Punishments are an unwanted response following a behavior.

When training a dog, spanking him for making a mistake in the house is an example of punishment. The spanking is something unwanted and should decrease the behavior.
Reinforcers can also be primary or secondary.

Primary reinforcers satisfy biological needs (hunger, thirst, and sleep). They are not learned.

Secondary types of reinforcers have to be learned. Examples are praise and encouragement.

"Image of a dog being scolded by its owner"

Skinner

B.F. Skinner worked mainly with animals and he constructed a special training box that he called a Skinner box to train animals to perform various activities based on reward and punishment.

His animals of choice were pigeons and rats since he did most of his work in laboratories.
He got the animals to press bars to dispense food, shocked them to see how strong the food drive was and got them to perform simple routines. He even got a pigeon to play a toy piano.

Reinforcement Schedules

Skinner also talked about the importance of reinforcement schedules.
He stated that when teaching a new behavior, continuous reinforcement is necessary during the acquisition phase.

Every target (wanted) behavior is rewarded.
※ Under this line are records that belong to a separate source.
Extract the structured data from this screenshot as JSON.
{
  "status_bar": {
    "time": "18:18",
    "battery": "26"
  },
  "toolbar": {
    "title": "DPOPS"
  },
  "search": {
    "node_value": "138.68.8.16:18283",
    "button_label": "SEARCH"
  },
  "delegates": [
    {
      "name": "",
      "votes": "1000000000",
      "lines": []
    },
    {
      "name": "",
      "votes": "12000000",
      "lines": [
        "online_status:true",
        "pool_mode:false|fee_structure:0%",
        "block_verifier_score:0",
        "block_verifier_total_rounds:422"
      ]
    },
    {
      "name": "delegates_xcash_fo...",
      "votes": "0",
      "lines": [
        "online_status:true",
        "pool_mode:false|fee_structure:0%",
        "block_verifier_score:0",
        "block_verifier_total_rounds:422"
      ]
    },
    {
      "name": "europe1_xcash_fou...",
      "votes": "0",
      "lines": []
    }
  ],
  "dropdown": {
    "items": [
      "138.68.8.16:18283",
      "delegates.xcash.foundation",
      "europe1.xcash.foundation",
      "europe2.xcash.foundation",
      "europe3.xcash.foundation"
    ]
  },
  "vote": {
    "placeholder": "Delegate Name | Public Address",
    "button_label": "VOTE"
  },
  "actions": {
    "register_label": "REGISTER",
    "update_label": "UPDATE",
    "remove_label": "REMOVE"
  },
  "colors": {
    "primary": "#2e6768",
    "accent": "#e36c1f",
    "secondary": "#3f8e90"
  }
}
After the behavior is learned he would apply one of four intermittent (partial) reinforcement schedules. Two are based on time and two are based on number of responses.

Fixed-ratio - a fixed number of target responses must be made before a reward is gained. Buy five, get one free is an example of this.
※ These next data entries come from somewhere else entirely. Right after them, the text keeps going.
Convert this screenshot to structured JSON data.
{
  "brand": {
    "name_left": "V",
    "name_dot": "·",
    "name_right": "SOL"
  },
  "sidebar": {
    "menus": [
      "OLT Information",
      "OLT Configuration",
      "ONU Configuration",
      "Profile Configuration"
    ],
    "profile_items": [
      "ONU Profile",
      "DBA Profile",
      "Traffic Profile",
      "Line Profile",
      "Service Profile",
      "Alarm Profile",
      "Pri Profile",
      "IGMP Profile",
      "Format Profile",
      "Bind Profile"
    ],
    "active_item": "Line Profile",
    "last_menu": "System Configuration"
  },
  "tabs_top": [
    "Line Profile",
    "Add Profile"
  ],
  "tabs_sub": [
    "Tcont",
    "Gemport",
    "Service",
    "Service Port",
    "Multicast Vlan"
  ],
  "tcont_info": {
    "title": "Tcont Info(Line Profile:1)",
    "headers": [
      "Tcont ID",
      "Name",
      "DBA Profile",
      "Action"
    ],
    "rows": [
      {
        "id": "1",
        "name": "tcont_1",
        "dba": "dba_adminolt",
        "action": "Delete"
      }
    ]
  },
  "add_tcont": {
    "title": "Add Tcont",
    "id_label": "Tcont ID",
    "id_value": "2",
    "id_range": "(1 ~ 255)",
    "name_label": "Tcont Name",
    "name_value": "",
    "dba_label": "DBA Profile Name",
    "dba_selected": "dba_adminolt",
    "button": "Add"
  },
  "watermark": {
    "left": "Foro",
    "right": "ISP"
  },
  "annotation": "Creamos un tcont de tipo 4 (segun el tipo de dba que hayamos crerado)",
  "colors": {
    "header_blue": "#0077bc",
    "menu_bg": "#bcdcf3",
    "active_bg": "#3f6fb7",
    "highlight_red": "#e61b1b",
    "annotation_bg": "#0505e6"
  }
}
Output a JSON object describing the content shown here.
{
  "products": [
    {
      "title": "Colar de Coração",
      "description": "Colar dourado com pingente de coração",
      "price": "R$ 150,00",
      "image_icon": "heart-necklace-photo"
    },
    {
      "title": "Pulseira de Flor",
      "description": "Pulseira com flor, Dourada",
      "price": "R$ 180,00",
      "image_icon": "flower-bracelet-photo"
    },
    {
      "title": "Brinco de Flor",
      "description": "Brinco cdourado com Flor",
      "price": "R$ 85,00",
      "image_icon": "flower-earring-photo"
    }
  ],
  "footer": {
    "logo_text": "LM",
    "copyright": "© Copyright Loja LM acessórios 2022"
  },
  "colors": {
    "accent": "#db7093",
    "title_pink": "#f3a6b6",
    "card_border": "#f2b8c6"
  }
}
Variable ratio - The number of target behaviors for reward keeps changing. The organism never knows when it will or will not be rewarded. Slot machines are a perfect example.

Fixed-interval - The first target response after a fixed interval of time has passed is rewarded. If you are paid once a week on Friday, Fridays become the fixed interval.
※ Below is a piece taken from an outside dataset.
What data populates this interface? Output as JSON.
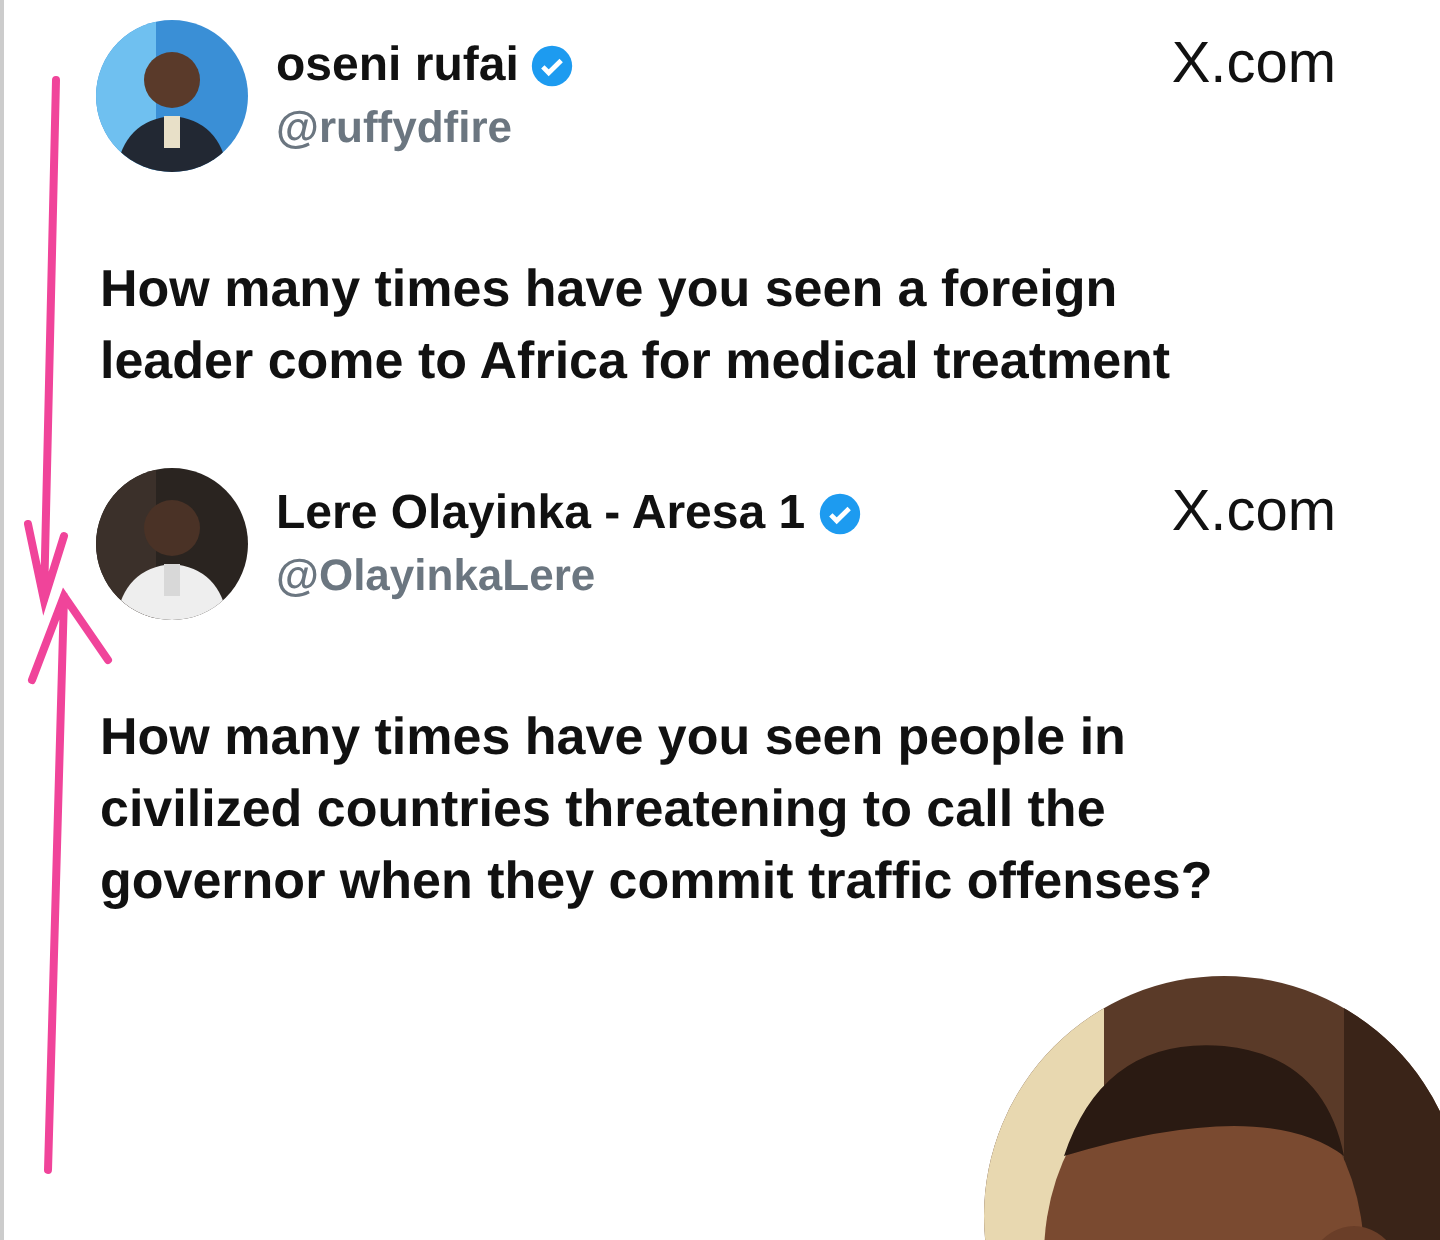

Variable-interval - The length of time of the interval changes after each time. If you have a class where the teacher can give a pop quiz at any time…that is a variable interval.

Which type of reinforcement schedule do you think would work the best once you have taught your dog a new trick?

Watch Operant Conditioning (4:27) and learn more about how it works and how it is different from classical conditioning.

Conditioning

Conditioning accounts for a lot of learning, both in humans and nonhuman species.

In Operant conditioning, there is a tendency for conditioning to be hindered by natural instincts. Instinct drift is a good example. With instinct drift, the natural instincts of a human or animal cannot be retrained.

An example is the experiment conducted by two psychologists, Keller and Breland, who wanted to train raccoons to put a coin in a box. As long as the used only one coin the raccoons learned to drop the coin in the box. When they gave the raccoons two coins to drop in the box their natural instincts took over, which was to rub the two coins together to clean them before eating.

In classical conditioning, a good example of biological influences on conditioning is taste aversion. An example would be if you watch a movie with a friend and have pizza. A few hours later you get nauseated. You may then have an aversion to pizza.

The combination of taste and nausea seems to be a special case. Researchers think that learning to quickly associate taste and nausea is an evolutionary adaptation, since this association helps people to know what foods to avoid in order to survive.

Summary

Applications of operant conditioning are extensive. Your educational journey has been lined with rewards and punishments. Teaching and learning machines are based on operant conditioning. Animal training is done by punishment and reward and the use of extreme punishment has been very controversial. Animals are trained to be performers by shaping or the rewarding behaviors in small increments until the whole routine is learned. Their small behaviors are linked together and this is called chaining.

Operant conditioning can be used to explain a wide variety of behavior, from the process of learning, to addiction and language acquisition. However, operant conditioning fails to take into account the role of inherited and cognitive factors in learning, and thus is an incomplete explanation of the learning process in humans and animals.